A push notification from across the universe: A gravitational wave is detected. The world pivots its telescopes and its attention to that corner of the sky. They find an extraordinary event: two neutron stars colliding. Dozens of research papers ensue.

According to Daniel Holz, an astrophysicist at the University of Chicago, “back-of-the-envelope calculations indicate that this single collision produced an amount of gold greater than the weight of the Earth.”

Also:

Scott Hughes, an astrophysicist… [said] “I can’t describe in family-friendly words how exciting that is.”

Huh. Apparently the Twitter logo is made entirely from circles.

Defending the indefensible? Jim Propp, a math professor at UMass Lowell, takes advantage of his tenure by staking out a position that could very well get someone with less job security fired.

He’s pro-Comic Sans.

I contend that, when it comes to a lecture topic like math that in the wrong hands can be arid and forbidding, it’s a good countermeasure to adopt a font that from the start announces “Let’s have some fun.”

Pretty droplets: Vox reports some cool coffee science out of MIT:

 

Advice you should actually listen to. On his blog, Terry Tao (from time to time described as “the greatest mathematician in the world”) has an index of advice spanning a whole career, from elementary school to tenure.

Whereas at the undergraduate level and below one is mostly taught highly developed and polished theories of mathematics, which were mostly worked out decades or even centuries ago, at the graduate level you will begin to see the cutting-edge, “live” stuff – and it may be significantly different (and more fun) to what you are used to as an undergraduate! (But you can’t skip the undergraduate step – you have to learn to walk before attempting to fly.)

The mathematical fix for the wobbly table: Tai-Danae Bradley pointed me towards a great old column of Keith Devlin’s, on how you can stabilize a wobbly table with the Intermediate Value Theorem:

Two caveats.
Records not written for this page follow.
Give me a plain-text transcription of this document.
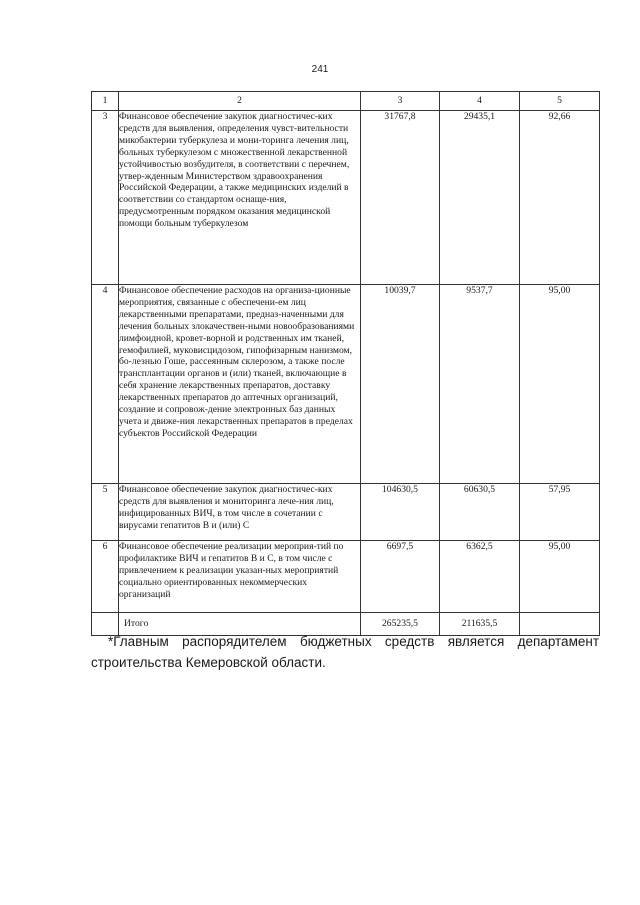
241
1	2	3	4	5
3	Финансовое обеспечение закупок диагностичес-ких средств для выявления, определения чувст-вительности микобактерии туберкулеза и мони-торинга лечения лиц, больных туберкулезом с множественной лекарственной устойчивостью возбудителя, в соответствии с перечнем, утвер-жденным Министерством здравоохранения Российской Федерации, а также медицинских изделий в соответствии со стандартом оснаще-ния, предусмотренным порядком оказания медицинской помощи больным туберкулезом	31767,8	29435,1	92,66
4	Финансовое обеспечение расходов на организа-ционные мероприятия, связанные с обеспечени-ем лиц лекарственными препаратами, предназ-наченными для лечения больных злокачествен-ными новообразованиями лимфоидной, кровет-ворной и родственных им тканей, гемофилией, муковисцидозом, гипофизарным нанизмом, бо-лезнью Гоше, рассеянным склерозом, а также после трансплантации органов и (или) тканей, включающие в себя хранение лекарственных препаратов, доставку лекарственных препаратов до аптечных организаций, создание и сопровож-дение электронных баз данных учета и движе-ния лекарственных препаратов в пределах субъектов Российской Федерации	10039,7	9537,7	95,00
5	Финансовое обеспечение закупок диагностичес-ких средств для выявления и мониторинга лече-ния лиц, инфицированных ВИЧ, в том числе в сочетании с вирусами гепатитов В и (или) С	104630,5	60630,5	57,95
6	Финансовое обеспечение реализации мероприя-тий по профилактике ВИЧ и гепатитов В и С, в том числе с привлечением к реализации указан-ных мероприятий социально ориентированных некоммерческих организаций	6697,5	6362,5	95,00
	Итого	265235,5	211635,5	
*Главным распорядителем бюджетных средств является департамент строительства Кемеровской области.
This only works for a table with equal legs, where the wobble is caused by an uneven floor. If the table has uneven legs, you probably need the folded napkin. Also, the floor can be bumpy but has to be free of steps – if the table is on a staircase, as you often find in outdoor cafes in Tuscan hill towns like San Gimignano, the math doesn’t work. But then, if you are sitting on a restaurant terrace in Tuscany, who cares?

BOOK OF THE MONTH

(I mean, not that it was published this month, but I read it this month, and you should read it next month, so you see, months are coming up all over the place)

Image result for time travel, a history

Time Travel: A History, James Gleick

Gleick’s superpower is to immerse you in intellectual worlds that came before our own.

Take his biography of Isaac Newton. Reading it, you slip into a pre-scientific, Aristotelian place, where words like “mass” and “motion” have only fuzzy, ancient meanings.

Or, reading The Information – maybe his best book – you come to see what the train and the telegraph and the dictionary did to the world and to the minds within it. You even, briefly, inhabit a preliterate worldview, an oral intelligence in a fleeting world.

And reading Time Travel, you find yourself in a world just discovering time. The dawn of futurism; the nascent idea of “progress”; the strange invention of “time zones.” The book is less about the travel than it is about the medium (the dimension? the substance? the psychological construct?) that you’re traveling through. Plus lots of great pop culture commentary and poking fun at ill-conceived time metaphors.

I can’t get enough of Gleick’s stuff. You could publish a delightful short story collection out of the footnotes alone.

9 thoughts on “The Twitter Logo is Just Circles

    1. People who scorn Comic Sans usually scorn Times New Roman as well. As Stanley Morison, the creator of TNR, said about his own font (in a good-natured way): “As a new face it should, by the grace of God and the art of man, have been broad and open, gen­er­ous and ample; instead, by the vice of Mam­mon and the mis­ery of the machine, it is big­oted and nar­row, mean and puri­tan.”

  1. The best way to have a wobble-free table is to give it only three legs. Since any three points uniquely determine a plane, such a table cannot wobble, though if the legs are different enough, things may slide off it.

  2. Reading Gleick about time? I’m not sure. His book on chaos did odd things to my brain. For example, chaos now makes sense to me.